Starting a Business in New York

Even though New York is known to be very bureaucratic due to its extremely complex regulatory environment (onerous procedures and business licenses) and high tax burden, it does try to incentivize new business start-ups as well as business relocation. New York has approximately 1,780,000 small businesses with about 478,000 employing workers. It is also home to some of the nation’s best Universities which ultimately contribute to a highly educated and skilled workforce. The largest industries in New York include Health Services, Manufacturing, Professional Services, Education, and of course Financial Services which propel the global economy. There are many incentive programs which are available in the form of business grants, corporate income tax exemptions, tax credits, and Sales Tax Exemptions.


Once you have completed a corporation search and established a New York company, you can register online for an Employer Identification Number. If you have decided that New York is the right place for starting a business, there are some other actions that can be taken. You can find a New York sales tax rate or pay New York sales tax, seek office space for operations, apply for business credit, and see how to get the correct Business Licenses you need. If you are looking to start a new business or expand your existing business, here are some of the incentives programs that are offered in New York:
  • New York has two entertainment tax credit programs which are the Musical and Theatrical Production Tax Credit and the Motion Picture Production Tax Credit. The Musical tax credit offers a 25% credit towards eligible production and transportation expenditures. The Motion Picture Tax Credit is given for eligible production expenditures incurred while filming movies or television shows. The credits are based off qualified production costs.

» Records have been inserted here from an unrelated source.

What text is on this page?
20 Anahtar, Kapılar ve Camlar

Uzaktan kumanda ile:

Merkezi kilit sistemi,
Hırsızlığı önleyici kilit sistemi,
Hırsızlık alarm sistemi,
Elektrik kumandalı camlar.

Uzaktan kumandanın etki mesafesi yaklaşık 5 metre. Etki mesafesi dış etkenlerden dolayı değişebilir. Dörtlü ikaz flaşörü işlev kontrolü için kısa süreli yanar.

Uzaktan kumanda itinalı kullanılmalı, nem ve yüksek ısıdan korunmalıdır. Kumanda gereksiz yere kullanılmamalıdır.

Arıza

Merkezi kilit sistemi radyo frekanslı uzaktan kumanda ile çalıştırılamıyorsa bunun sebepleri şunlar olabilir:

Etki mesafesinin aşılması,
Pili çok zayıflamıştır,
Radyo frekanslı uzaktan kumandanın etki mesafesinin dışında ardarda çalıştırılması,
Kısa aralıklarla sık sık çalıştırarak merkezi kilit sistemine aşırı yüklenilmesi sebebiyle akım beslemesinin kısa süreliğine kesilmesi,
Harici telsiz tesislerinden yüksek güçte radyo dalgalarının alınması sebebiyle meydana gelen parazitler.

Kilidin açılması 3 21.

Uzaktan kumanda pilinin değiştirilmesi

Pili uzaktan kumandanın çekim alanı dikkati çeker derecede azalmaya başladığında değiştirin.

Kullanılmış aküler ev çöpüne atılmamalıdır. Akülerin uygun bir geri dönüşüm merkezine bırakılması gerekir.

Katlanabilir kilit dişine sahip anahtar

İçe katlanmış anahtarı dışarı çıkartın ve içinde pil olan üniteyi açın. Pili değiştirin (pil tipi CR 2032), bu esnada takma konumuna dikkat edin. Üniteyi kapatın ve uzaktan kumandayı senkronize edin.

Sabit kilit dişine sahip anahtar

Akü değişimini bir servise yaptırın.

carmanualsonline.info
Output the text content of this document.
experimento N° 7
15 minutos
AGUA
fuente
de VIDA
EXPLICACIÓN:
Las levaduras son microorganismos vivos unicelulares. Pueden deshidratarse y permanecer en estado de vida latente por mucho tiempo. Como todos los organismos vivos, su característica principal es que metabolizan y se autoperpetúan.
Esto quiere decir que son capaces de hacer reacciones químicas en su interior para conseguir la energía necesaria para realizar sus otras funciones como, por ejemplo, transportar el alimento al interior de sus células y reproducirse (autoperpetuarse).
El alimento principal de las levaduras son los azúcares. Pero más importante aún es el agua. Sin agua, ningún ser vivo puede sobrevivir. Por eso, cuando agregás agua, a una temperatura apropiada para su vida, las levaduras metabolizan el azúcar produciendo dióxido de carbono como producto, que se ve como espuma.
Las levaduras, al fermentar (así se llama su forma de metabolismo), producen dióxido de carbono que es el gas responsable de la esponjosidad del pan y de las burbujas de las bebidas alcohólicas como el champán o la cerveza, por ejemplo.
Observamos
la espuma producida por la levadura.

  • New York State has established a tax free zone program offered to qualified companies who are located within designated areas of certain public and private educational institutions such as universities and technical schools. Qualified start-up businesses and those that relocate to a designated area and can take a corporate income tax exemption for up to 10 years. The program offers Sales and Use Tax Exemptions against purchases of tangible personal property and certain taxable services. Employees that work for a qualified business may also receive an exemption on their personal income taxes for the first 5 years of employment.
  • New York offers a Sales and Use Tax Exemption to companies that have a qualified data center. Exemptions are given to qualified data center equipment or services related to that equipment.
Eligible data center equipment includes:
  1. Hardware such as servers and routers
  2. Power generators
  3. Pre-written computer software
  4. Cages or racks used to house servers
  5. Climate control equipment such as air conditioning equipment used to maintain server integrity
Qualified services include any required activities used to:
  1. Repair, service, or clean real property
  2. Service, install, alter, or repair tangible equipment
  3. Protect or secure equipment such as security services
When purchasing qualified equipment or services, data center owners should use resale certificates (tax exemption certificates).
  • New York also offers additional Sales and Use Tax Exemptions to companies that are in certain industries or situations. They are given for equipment, machinery, and building materials that are used in Research & Development. Additionally, a Sales Tax Exemption is available for any energy utilities (electricity or fuel) related expenses used in the manufacturing process or Research & Development.
  • New York has workforce expansion programs designed to assist businesses that can create quality jobs. Two well-known programs are the Employee Training Program and the Workers with Disabilities Tax Credit.
  • The Employee Training Program gives a tax credit to employers that retrain, advance, or enhance their employees’ productivity. The credit is equivalent to 50% of qualified training costs per employee up to a cap of $10,000 per year.
  • The Workers with Disabilities Tax Credit is offered to businesses that create jobs for individuals with disabilities. It can be taken as a direct credit against payroll tax (up to 10 % for each new job created) or as a job training grant for ongoing skills training and education to their current workforce. Funds can be used for materials and equipment as well as other training related expenses.